The Health Ministry insists 95 per cent of infants are immunised by 24 months for diseases such as whooping cough, tetanus, hepatitis B and measles, mumps and rubella. The health board achieved 85 per cent for January-March. Parents declining vaccines jumped from 5.3 per cent to 9.1 per cent in that time.
Diseases such as polio and tetanus were rare because of immunisation, Ms Crowe said.
"We don't see a lot of these any more because of vaccines, and all the medical evidence says the best way to protect children is through vaccination. I think it's really good that we don't see these nasty bugs any more that have killed or left people with long-lasting side effects."
Bugs were easily passed around by children in classrooms and public places, she said.
"Once a bug starts, it spreads like wildfire."
Ms Crowe understood that immunisation did not guarantee full protection.

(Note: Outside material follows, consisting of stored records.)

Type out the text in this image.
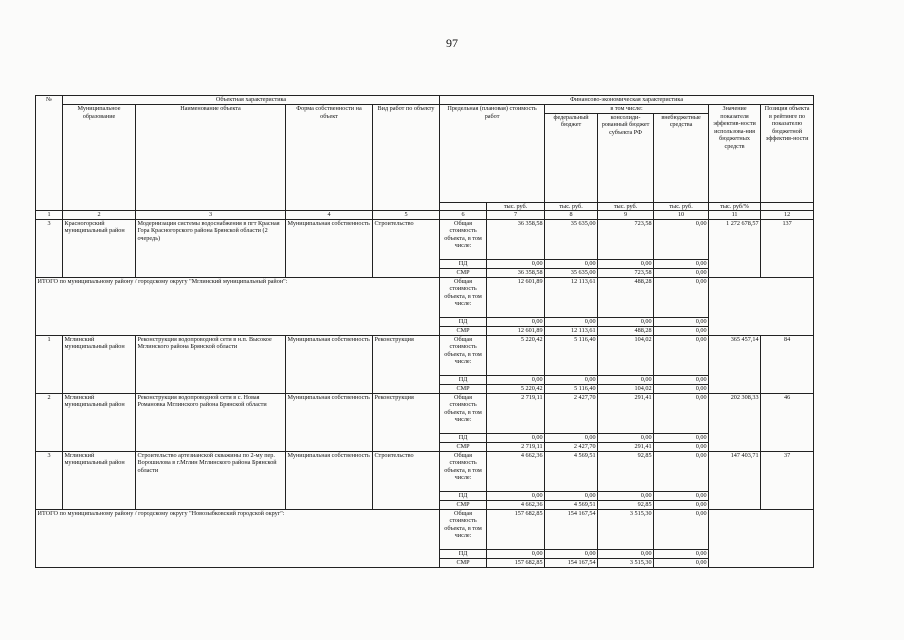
97
№	Объектная характеристика				Финансово-экономическая характеристика						
	Муниципальное образование	Наименование объекта	Форма собственности на объект	Вид работ по объекту	Предельная (плановая) стоимость работ		в том числе:			Значение показателя эффектив-ности использова-ния бюджетных средств	Позиция объекта в рейтинге по показателю бюджетной эффектив-ности
							федеральный бюджет	консолиди-рованный бюджет субъекта РФ	внебюджетные средства		
						тыс. руб.	тыс. руб.	тыс. руб.	тыс. руб.	тыс. руб/%	
1	2	3	4	5	6	7	8	9	10	11	12
3	Красногорский муниципальный район	Модернизация системы водоснабжения в пгт Красная Гора Красногорского района Брянской области (2 очередь)	Муниципальная собственность	Строительство	Общая стоимость объекта, в том числе:	36 358,58	35 635,00	723,58	0,00	1 272 678,57	137
					ПД	0,00	0,00	0,00	0,00		
					СМР	36 358,58	35 635,00	723,58	0,00		
ИТОГО по муниципальному району / городскому округу "Мглинский муниципальный район":					Общая стоимость объекта, в том числе:	12 601,89	12 113,61	488,28	0,00		
					ПД	0,00	0,00	0,00	0,00		
					СМР	12 601,89	12 113,61	488,28	0,00		
1	Мглинский муниципальный район	Реконструкция водопроводной сети в н.п. Высокое Мглинского района Брянской области	Муниципальная собственность	Реконструкция	Общая стоимость объекта, в том числе:	5 220,42	5 116,40	104,02	0,00	365 457,14	84
					ПД	0,00	0,00	0,00	0,00		
					СМР	5 220,42	5 116,40	104,02	0,00		
2	Мглинский муниципальный район	Реконструкция водопроводной сети в с. Новая Романовка Мглинского района Брянской области	Муниципальная собственность	Реконструкция	Общая стоимость объекта, в том числе:	2 719,11	2 427,70	291,41	0,00	202 308,33	46
					ПД	0,00	0,00	0,00	0,00		
					СМР	2 719,11	2 427,70	291,41	0,00		
3	Мглинский муниципальный район	Строительство артезианской скважины по 2-му пер. Ворошилова в г.Мглин Мглинского района Брянской области	Муниципальная собственность	Строительство	Общая стоимость объекта, в том числе:	4 662,36	4 569,51	92,85	0,00	147 403,71	37
					ПД	0,00	0,00	0,00	0,00		
					СМР	4 662,36	4 569,51	92,85	0,00		
ИТОГО по муниципальному району / городскому округу "Новозыбковский городской округ":					Общая стоимость объекта, в том числе:	157 682,85	154 167,54	3 515,30	0,00		
					ПД	0,00	0,00	0,00	0,00		
					СМР	157 682,85	154 167,54	3 515,30	0,00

She suspected all her children had whooping cough earlier this year although only one was formally diagnosed.
They had a mild dose, she said.
"It could have been much worse had they not been immunised. I know they can still get a virus but it increases their immunity. I trust in modern medicine."
However, Blenheim mother-of-four Tina Connor said yesterday none of her children had vaccine shots as toddlers.
Her daughter caught whooping cough from a school friend.
"They call it the 100-day cough and that's what she had. There were no other symptoms."
The argument for immunisation was very one-sided and driven by billion-dollar pharmaceutical companies, she said.
"Alarm bells go off and you start to question whether they have our children's best interests or making money at heart."
Mrs Connor remains comfortable with her decision.
Blenheim mother Lindsey Bartholomew has one child immunised and one not.
She stopped vaccinations for her eldest daughter after a severe allergic reaction to the measles, mumps and rubella shot.
Her daughter also had minor reactions to other jabs, Ms Bartholomew said.
"If measles was to go around I'd have to take her out of school like I did when swine flu was about. It was just too risky as she has severe asthma. If she got something like that she could end up really sick."
However, Ms Bartholomew still considers herself pro-choice when it comes to immunisation.
"It comes down to personal circumstances. I would never outright tell someone off [for not immunising their child]."